Por que você buscou a moda? Qual foi o momento em que pensou: "Quero isso para minha vida"? Tirei essa ideia do interior, sou de Barreiras. Tem uma costureira que é amiga da família e eu via as pessoas fazendo suas próprias roupas, achava lindo. Quando vim morar em Salvador, que estava no auge da moda, ela estava muito presente na minha vida. Fui pesquisar, vi que existia faculdade e conheci muita gente. A moda une pessoas. Quando vi que o mercado de moda era tão preconceitusoo e racista, pensei em desistir. Mas disse: 'Não, vou fazer a diferença mesmo que doa'. Mas, primeiramente, trabalhei minha autoestima.
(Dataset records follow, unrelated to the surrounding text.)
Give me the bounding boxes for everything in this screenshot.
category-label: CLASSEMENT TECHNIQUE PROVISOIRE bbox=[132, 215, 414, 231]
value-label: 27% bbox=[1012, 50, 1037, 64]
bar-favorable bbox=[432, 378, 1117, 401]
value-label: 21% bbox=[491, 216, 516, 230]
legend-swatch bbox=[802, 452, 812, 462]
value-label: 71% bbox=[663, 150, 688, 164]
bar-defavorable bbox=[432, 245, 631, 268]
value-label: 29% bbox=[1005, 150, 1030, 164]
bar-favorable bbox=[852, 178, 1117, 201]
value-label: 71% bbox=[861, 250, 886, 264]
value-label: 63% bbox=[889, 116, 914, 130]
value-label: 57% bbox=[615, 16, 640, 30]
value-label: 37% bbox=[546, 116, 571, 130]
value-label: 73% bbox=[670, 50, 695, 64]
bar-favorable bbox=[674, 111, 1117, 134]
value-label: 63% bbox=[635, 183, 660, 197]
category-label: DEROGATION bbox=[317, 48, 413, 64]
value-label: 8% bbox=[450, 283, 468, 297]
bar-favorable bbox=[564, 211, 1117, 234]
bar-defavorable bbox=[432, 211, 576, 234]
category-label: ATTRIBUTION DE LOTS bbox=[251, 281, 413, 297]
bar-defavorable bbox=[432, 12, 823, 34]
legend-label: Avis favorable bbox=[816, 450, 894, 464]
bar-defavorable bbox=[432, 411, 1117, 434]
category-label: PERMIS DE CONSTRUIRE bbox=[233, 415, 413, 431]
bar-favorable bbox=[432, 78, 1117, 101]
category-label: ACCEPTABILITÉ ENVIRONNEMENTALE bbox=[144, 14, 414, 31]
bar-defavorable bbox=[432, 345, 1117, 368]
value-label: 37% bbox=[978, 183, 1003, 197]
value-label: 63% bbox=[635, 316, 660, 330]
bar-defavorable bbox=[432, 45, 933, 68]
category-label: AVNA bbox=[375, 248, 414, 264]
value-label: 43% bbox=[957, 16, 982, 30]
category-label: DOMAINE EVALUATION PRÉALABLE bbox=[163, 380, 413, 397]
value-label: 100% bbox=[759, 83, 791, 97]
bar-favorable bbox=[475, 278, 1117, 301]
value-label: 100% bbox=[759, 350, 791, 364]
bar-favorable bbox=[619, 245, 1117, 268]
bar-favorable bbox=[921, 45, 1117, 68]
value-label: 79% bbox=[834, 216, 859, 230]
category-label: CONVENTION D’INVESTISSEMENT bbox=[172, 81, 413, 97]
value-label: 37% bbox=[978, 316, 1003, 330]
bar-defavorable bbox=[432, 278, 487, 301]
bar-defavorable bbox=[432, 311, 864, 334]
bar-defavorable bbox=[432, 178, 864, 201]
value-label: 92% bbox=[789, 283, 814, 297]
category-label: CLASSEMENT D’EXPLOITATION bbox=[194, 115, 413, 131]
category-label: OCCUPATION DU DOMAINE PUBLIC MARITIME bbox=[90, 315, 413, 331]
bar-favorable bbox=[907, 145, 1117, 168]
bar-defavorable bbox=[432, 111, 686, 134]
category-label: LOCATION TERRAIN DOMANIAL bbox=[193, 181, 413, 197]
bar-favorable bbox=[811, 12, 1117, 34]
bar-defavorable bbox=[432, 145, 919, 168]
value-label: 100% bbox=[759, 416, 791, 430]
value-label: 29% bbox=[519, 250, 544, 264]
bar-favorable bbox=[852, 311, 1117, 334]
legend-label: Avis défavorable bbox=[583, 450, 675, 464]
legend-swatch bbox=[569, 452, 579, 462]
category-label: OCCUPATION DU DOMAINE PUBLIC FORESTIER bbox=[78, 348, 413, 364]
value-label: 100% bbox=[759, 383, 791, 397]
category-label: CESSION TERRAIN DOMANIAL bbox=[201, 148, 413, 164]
Na entrevista à Folha de S. Paulo, você falou sobre a democratização da primeira fila do desfile do SPFW, que em 2020 foi virtual. Quais ensinamentos a pandemia trouxe? Uma moda mais democrática. Todo mundo que tem acesso à internet pôde assistir ao desfile. Se tornou mais democrático ainda. Mas muita coisa ainda precisa mudar no mercado da moda, nas bases da sustentabilidade e da humanização. Saber de onde está comprando tecido, saber o impacto que as empresas têm no meio-ambiente e qual é o impacto humanizado: mão-de-obra escravizada, ou profissionais bem remunerados?.

O que representou, para você, participar do Afro Fashion Day? Foi a primeira vez que participei do Afro Fashion Day, acho que é um evento muito importante. E poder vestir uma modelo plus size, negra, com tanta representatibidade em Salvador é só um marco de que a moda está indo pelo caminho certo.
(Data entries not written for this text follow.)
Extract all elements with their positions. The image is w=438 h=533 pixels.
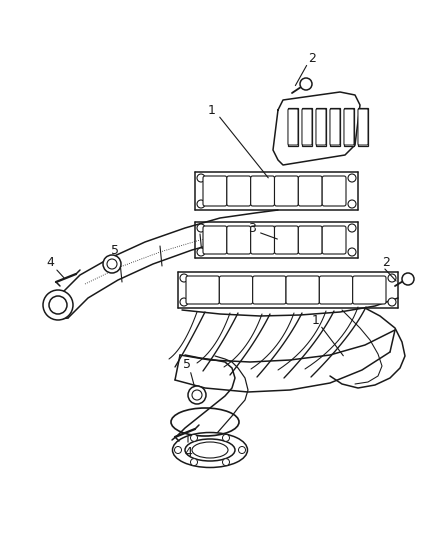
FancyBboxPatch shape [319, 276, 353, 304]
Circle shape [197, 224, 205, 232]
Text: 1: 1 [208, 103, 216, 117]
FancyBboxPatch shape [275, 176, 298, 206]
FancyBboxPatch shape [302, 109, 312, 145]
FancyBboxPatch shape [253, 276, 286, 304]
Circle shape [103, 255, 121, 273]
FancyBboxPatch shape [344, 109, 354, 145]
FancyBboxPatch shape [203, 176, 227, 206]
Circle shape [197, 248, 205, 256]
Circle shape [197, 200, 205, 208]
Circle shape [107, 259, 117, 269]
Text: 4: 4 [46, 256, 54, 270]
Bar [344, 108, 354, 146]
Text: 5: 5 [183, 359, 191, 372]
Circle shape [348, 224, 356, 232]
FancyBboxPatch shape [288, 109, 298, 145]
Ellipse shape [49, 296, 67, 314]
FancyBboxPatch shape [298, 226, 322, 254]
FancyBboxPatch shape [227, 176, 251, 206]
FancyBboxPatch shape [203, 226, 227, 254]
Circle shape [180, 298, 188, 306]
FancyBboxPatch shape [286, 276, 319, 304]
FancyBboxPatch shape [330, 109, 340, 145]
Circle shape [191, 434, 198, 441]
FancyBboxPatch shape [275, 226, 298, 254]
Bar [330, 108, 340, 146]
Circle shape [180, 274, 188, 282]
Text: 2: 2 [308, 52, 316, 64]
Text: 5: 5 [111, 244, 119, 256]
FancyBboxPatch shape [322, 226, 346, 254]
Circle shape [223, 458, 230, 466]
Bar [288, 108, 298, 146]
Circle shape [197, 174, 205, 182]
Ellipse shape [173, 432, 247, 467]
Bar [358, 108, 368, 146]
FancyBboxPatch shape [251, 226, 275, 254]
Circle shape [192, 390, 202, 400]
Bar [302, 108, 312, 146]
Circle shape [300, 78, 312, 90]
Ellipse shape [43, 290, 73, 320]
Ellipse shape [192, 442, 228, 458]
Circle shape [191, 458, 198, 466]
FancyBboxPatch shape [186, 276, 219, 304]
Circle shape [188, 386, 206, 404]
Circle shape [388, 298, 396, 306]
FancyBboxPatch shape [298, 176, 322, 206]
Text: 2: 2 [382, 255, 390, 269]
Circle shape [348, 248, 356, 256]
Circle shape [402, 273, 414, 285]
FancyBboxPatch shape [358, 109, 368, 145]
Bar [316, 108, 326, 146]
FancyBboxPatch shape [251, 176, 275, 206]
Text: 4: 4 [184, 446, 192, 458]
Circle shape [239, 447, 246, 454]
Circle shape [223, 434, 230, 441]
FancyBboxPatch shape [316, 109, 326, 145]
FancyBboxPatch shape [219, 276, 253, 304]
Text: 3: 3 [248, 222, 256, 235]
FancyBboxPatch shape [227, 226, 251, 254]
Circle shape [388, 274, 396, 282]
Ellipse shape [185, 439, 235, 461]
Circle shape [174, 447, 181, 454]
Text: 1: 1 [312, 313, 320, 327]
Circle shape [348, 174, 356, 182]
Circle shape [348, 200, 356, 208]
FancyBboxPatch shape [322, 176, 346, 206]
FancyBboxPatch shape [353, 276, 386, 304]
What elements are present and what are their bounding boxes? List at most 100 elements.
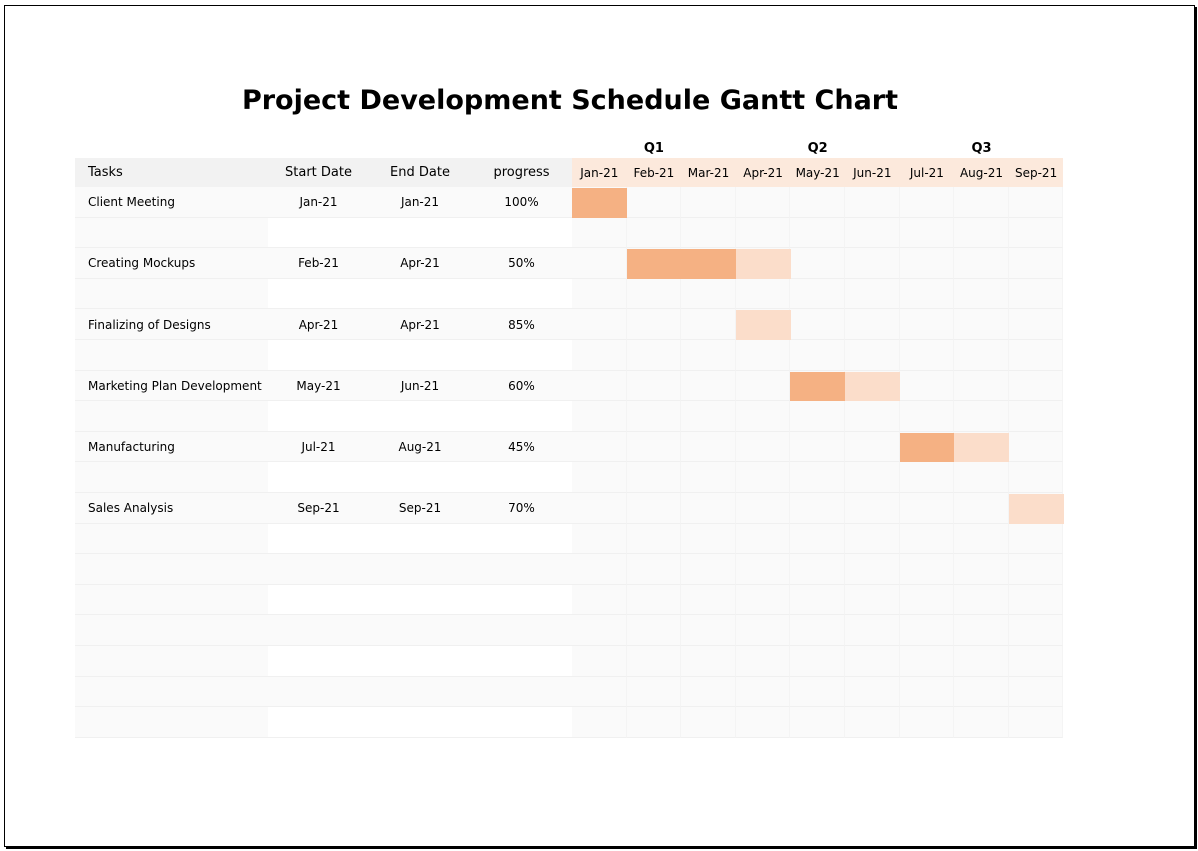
grid-cell [954, 248, 1009, 279]
grid-cell [268, 615, 369, 646]
end-date: Apr-21 [400, 317, 440, 332]
grid-cell [268, 646, 369, 677]
grid-cell [681, 462, 736, 493]
grid-cell [369, 248, 471, 279]
start-date: May-21 [296, 378, 341, 393]
gantt-bar-remaining [735, 249, 791, 279]
grid-cell [899, 584, 955, 616]
grid-cell [681, 278, 736, 310]
grid-cell [1008, 584, 1064, 616]
grid-cell [1008, 676, 1064, 708]
month-header: May-21 [790, 158, 845, 187]
grid-cell [626, 584, 682, 616]
month-header: Mar-21 [681, 158, 736, 187]
grid-cell [790, 340, 845, 371]
grid-cell [626, 309, 682, 340]
grid-cell [845, 187, 900, 218]
grid-cell [790, 554, 845, 585]
grid-cell [735, 523, 791, 555]
grid-cell [369, 278, 471, 310]
grid-cell [471, 401, 572, 432]
grid-cell [268, 217, 369, 249]
grid-cell [845, 493, 900, 524]
grid-cell [899, 278, 955, 310]
grid-cell [735, 340, 791, 371]
header-start: Start Date [268, 158, 369, 187]
grid-cell [735, 278, 791, 310]
grid-cell [626, 370, 682, 402]
grid-cell [899, 554, 955, 585]
quarter-label: Q1 [643, 141, 664, 156]
grid-cell [954, 187, 1009, 218]
grid-cell [369, 401, 471, 432]
grid-cell [369, 493, 471, 524]
grid-cell [681, 554, 736, 585]
start-date: Feb-21 [298, 256, 339, 271]
grid-cell [681, 370, 736, 402]
grid-cell [626, 217, 682, 249]
grid-cell [790, 187, 845, 218]
grid-cell [75, 187, 268, 218]
grid-cell [1008, 248, 1064, 279]
grid-cell [572, 217, 627, 249]
task-name: Client Meeting [88, 195, 175, 210]
grid-cell [75, 401, 268, 432]
grid-cell [899, 523, 955, 555]
grid-cell [75, 493, 268, 524]
grid-cell [790, 584, 845, 616]
start-date: Sep-21 [297, 501, 340, 516]
grid-cell [572, 370, 627, 402]
grid-cell [899, 370, 955, 402]
grid-cell [268, 676, 369, 708]
gantt-bar-done [572, 188, 628, 218]
grid-cell [268, 278, 369, 310]
grid-cell [75, 554, 268, 585]
grid-cell [75, 707, 268, 738]
grid-cell [899, 615, 955, 646]
grid-cell [735, 217, 791, 249]
grid-cell [899, 248, 955, 279]
grid-cell [369, 462, 471, 493]
grid-cell [735, 370, 791, 402]
end-date: Jun-21 [400, 378, 440, 393]
grid-cell [735, 676, 791, 708]
grid-cell [954, 676, 1009, 708]
gantt-bar-done [681, 249, 737, 279]
grid-cell [899, 646, 955, 677]
grid-cell [681, 309, 736, 340]
grid-cell [75, 584, 268, 616]
grid-cell [1008, 554, 1064, 585]
grid-cell [471, 187, 572, 218]
grid-cell [1008, 401, 1064, 432]
grid-cell [572, 646, 627, 677]
grid-cell [954, 278, 1009, 310]
grid-cell [626, 340, 682, 371]
grid-cell [1008, 646, 1064, 677]
grid-cell [681, 431, 736, 463]
grid-cell [471, 278, 572, 310]
grid-cell [735, 493, 791, 524]
grid-cell [1008, 523, 1064, 555]
header-end: End Date [369, 158, 471, 187]
grid-cell [790, 462, 845, 493]
grid-cell [845, 309, 900, 340]
grid-cell [471, 646, 572, 677]
grid-cell [1008, 707, 1064, 738]
start-date: Jan-21 [299, 195, 338, 210]
grid-cell [681, 615, 736, 646]
grid-cell [954, 554, 1009, 585]
grid-cell [268, 493, 369, 524]
grid-cell [954, 401, 1009, 432]
grid-cell [954, 707, 1009, 738]
grid-cell [845, 462, 900, 493]
grid-cell [681, 646, 736, 677]
grid-cell [471, 217, 572, 249]
task-name: Manufacturing [88, 440, 175, 455]
grid-cell [268, 370, 369, 402]
grid-cell [790, 217, 845, 249]
gantt-bar-done [899, 432, 955, 463]
start-date: Jul-21 [301, 440, 336, 455]
grid-cell [899, 187, 955, 218]
gantt-bar-remaining [954, 432, 1010, 463]
grid-cell [268, 462, 369, 493]
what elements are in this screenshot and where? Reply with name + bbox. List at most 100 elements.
Me fala sobre a coleção nova e de que forma ela contribui com o ano de 2021. Trabalho muito a cultura afro-brasileira através da religião. É uma forma de se reconhecer como pessoa negra no Brasil. A marca contribui trazendo Iemanjá, de maneira que as pessoas não tenham medo dela. Quando trago isso pra passarela, é uma maneira de combater o preconceito. Coleção Flores para Iemanjá (Foto: Divulgação) Novos projetos para 2021? O grande sonho é montar a loja de Salvador. Quero que a marca se mantenha saudável financeiramente para continuar com todos os funcionários e quero fechar duas grandes coleções. A próxima deve ser online, mas a segunda acredito que a gente vai conseguir fazer de forma presencial e com convidados. Quero tentar cada vez mais democratizar essa moda e trazer positivismo também.